26. There is the second contention that the claim in the amended .Plaint was not liquidated one. Following my finding above that the default judgment was premature and therefore irregular should the court consider this ground of attack? I think not. This is because this issue is now moot. It will not matter whether the claim was or was not liquidated.
27. The applicant was deprived its right to enter appearance and file defence by the court’s irregular act of entering judgment in this matter. The issue would have been relevant had the court found that judgment was regular and that the time for filing defence had lapsed. It would then have found it relevant to determine whether the claim was a liquidated one or not and whether it was appropriate for the court to enter the impugned judgment.

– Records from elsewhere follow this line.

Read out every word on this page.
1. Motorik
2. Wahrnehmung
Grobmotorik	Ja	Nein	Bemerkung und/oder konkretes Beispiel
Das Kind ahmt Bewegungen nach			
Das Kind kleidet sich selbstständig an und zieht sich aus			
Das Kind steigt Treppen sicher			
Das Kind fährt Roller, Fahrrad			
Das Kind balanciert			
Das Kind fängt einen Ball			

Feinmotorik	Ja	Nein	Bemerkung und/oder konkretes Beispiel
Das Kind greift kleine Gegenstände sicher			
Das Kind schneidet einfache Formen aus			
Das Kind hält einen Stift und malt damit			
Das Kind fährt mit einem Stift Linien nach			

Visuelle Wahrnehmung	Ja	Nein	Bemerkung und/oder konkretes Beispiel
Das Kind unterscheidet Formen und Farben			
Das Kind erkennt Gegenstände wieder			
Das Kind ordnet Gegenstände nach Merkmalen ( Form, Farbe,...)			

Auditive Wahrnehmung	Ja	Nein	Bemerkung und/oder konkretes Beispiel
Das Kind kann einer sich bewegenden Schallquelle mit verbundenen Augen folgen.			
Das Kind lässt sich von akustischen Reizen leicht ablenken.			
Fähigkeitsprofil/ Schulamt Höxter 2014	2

28. Once the court arrives at the conclusion that the judgment was irregular, it must set it aside as a matter of course. In this regard, the Court of Appeal stated in James Kanyiita Nderitu & another v Marios Philotas Lilikas & another [2016] that;
“In an irregular default judgment…the judgment will have been entered against a defendant who has not been served with summons to enter appearance. In such a situation, the default judgment is set aside ex debito justicie, as a matter of right. The court does not even have to be moved by a party. Once it comes to its notice that the judgment is irregular.it can set the default judgment on its own motion. In addition the court will not venture into considerations of whether the intended defence raises triable issues or whether there has been inordinate delay in applying to set aside the irregular judgment. The reason why such judgment is set aside as of right and not as a matter of discretion, is because the party against whom it is entered has been condemned without notice of the allegations against him or an opportunity to be heard in response to those allegations. The right to be heard before an adverse decision is taken against a person is fundamental and permeates our entire justice system”

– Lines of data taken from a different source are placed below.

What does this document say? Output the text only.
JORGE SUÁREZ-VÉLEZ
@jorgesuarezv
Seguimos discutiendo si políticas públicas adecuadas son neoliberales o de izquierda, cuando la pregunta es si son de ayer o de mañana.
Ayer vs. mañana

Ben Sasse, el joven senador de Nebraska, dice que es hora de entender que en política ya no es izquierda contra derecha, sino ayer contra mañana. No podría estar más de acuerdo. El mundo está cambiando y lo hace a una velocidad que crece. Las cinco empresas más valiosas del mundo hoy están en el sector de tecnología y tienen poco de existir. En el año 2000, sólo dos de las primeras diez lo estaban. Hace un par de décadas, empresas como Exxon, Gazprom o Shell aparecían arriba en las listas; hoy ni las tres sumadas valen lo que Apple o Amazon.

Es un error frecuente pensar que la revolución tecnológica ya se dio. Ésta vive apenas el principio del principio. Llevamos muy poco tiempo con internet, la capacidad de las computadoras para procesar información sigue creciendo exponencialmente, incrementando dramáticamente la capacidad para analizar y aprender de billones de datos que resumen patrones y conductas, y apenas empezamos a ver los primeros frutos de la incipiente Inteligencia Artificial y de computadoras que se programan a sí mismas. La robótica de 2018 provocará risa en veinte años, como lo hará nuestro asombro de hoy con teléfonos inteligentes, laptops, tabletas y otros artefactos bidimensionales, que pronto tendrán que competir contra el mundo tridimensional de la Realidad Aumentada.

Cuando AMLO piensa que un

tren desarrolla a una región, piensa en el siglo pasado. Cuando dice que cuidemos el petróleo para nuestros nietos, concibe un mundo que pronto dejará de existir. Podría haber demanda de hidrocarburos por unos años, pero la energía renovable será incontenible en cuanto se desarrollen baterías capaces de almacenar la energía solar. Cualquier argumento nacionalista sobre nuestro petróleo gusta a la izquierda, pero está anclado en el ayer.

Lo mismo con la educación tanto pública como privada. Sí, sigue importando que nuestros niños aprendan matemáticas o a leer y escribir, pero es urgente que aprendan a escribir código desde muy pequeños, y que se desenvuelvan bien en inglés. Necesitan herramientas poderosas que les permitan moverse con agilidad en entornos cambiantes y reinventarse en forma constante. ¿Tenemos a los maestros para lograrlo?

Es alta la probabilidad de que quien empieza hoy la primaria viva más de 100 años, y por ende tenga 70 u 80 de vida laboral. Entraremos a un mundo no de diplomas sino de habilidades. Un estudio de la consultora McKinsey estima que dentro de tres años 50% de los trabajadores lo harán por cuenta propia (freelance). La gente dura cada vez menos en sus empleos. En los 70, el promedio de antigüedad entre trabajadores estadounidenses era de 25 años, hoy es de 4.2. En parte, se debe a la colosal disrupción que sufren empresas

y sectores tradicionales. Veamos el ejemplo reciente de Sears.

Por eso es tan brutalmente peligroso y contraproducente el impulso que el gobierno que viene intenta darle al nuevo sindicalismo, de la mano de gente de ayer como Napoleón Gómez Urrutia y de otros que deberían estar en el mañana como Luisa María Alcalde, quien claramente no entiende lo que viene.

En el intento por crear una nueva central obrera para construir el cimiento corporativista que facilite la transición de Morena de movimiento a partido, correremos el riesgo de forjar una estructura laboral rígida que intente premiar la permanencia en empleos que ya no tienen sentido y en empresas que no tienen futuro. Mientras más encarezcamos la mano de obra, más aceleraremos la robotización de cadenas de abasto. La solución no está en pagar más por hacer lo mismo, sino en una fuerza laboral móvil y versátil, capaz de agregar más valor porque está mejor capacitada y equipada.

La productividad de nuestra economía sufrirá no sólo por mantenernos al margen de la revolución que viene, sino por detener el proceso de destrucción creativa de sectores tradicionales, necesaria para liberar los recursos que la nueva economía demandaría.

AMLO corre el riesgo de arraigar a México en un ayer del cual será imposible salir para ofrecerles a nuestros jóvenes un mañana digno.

29. The right to be heard was underscored by the Supreme Court of India in Sangram Singh v Election Tribunal Koteh1955 AIR 425 thus;
“[T]here must be ever present to the mind the fact that our laws of procedure are grounded on a principle of natural justice which requires that men should not be condemned unheard, that decisions should not be reached behind their backs, that proceedings that affect their lives and property should not continue in their absence and that they should not be precluded from participating in them. Of course, there must be exceptions and where they are clearly defined they must be given effect to. But taken by and large, and subject to that proviso, our laws of procedure should be construed, wherever that is reasonably possible, in the light of that principle.”
30. The impugned default judgment though was not entered because the Applicant had not been served but because the default judgment was entered prematurely. That is before time allowed by the rules of procedure had lapsed. The action deprived the Applicant an opportunity to be heard and was therefore condemned unheard. For the above reasons I am satisfied that the motion has merit and must succeed.
31. Consequently, the application dated 18th January 2019 is hereby allowed. The default judgment entered on 11th January 2019 and all consequential orders set aside. The Defendant/Applicant is granted leave to enter appearance within 15 days from the date of this order and file Defence 15 days thereafter. As the fault was that of the court, each party will bear own costs of the application.
Dated, Signed and Delivered at Kajiado this 28th day of June 2019.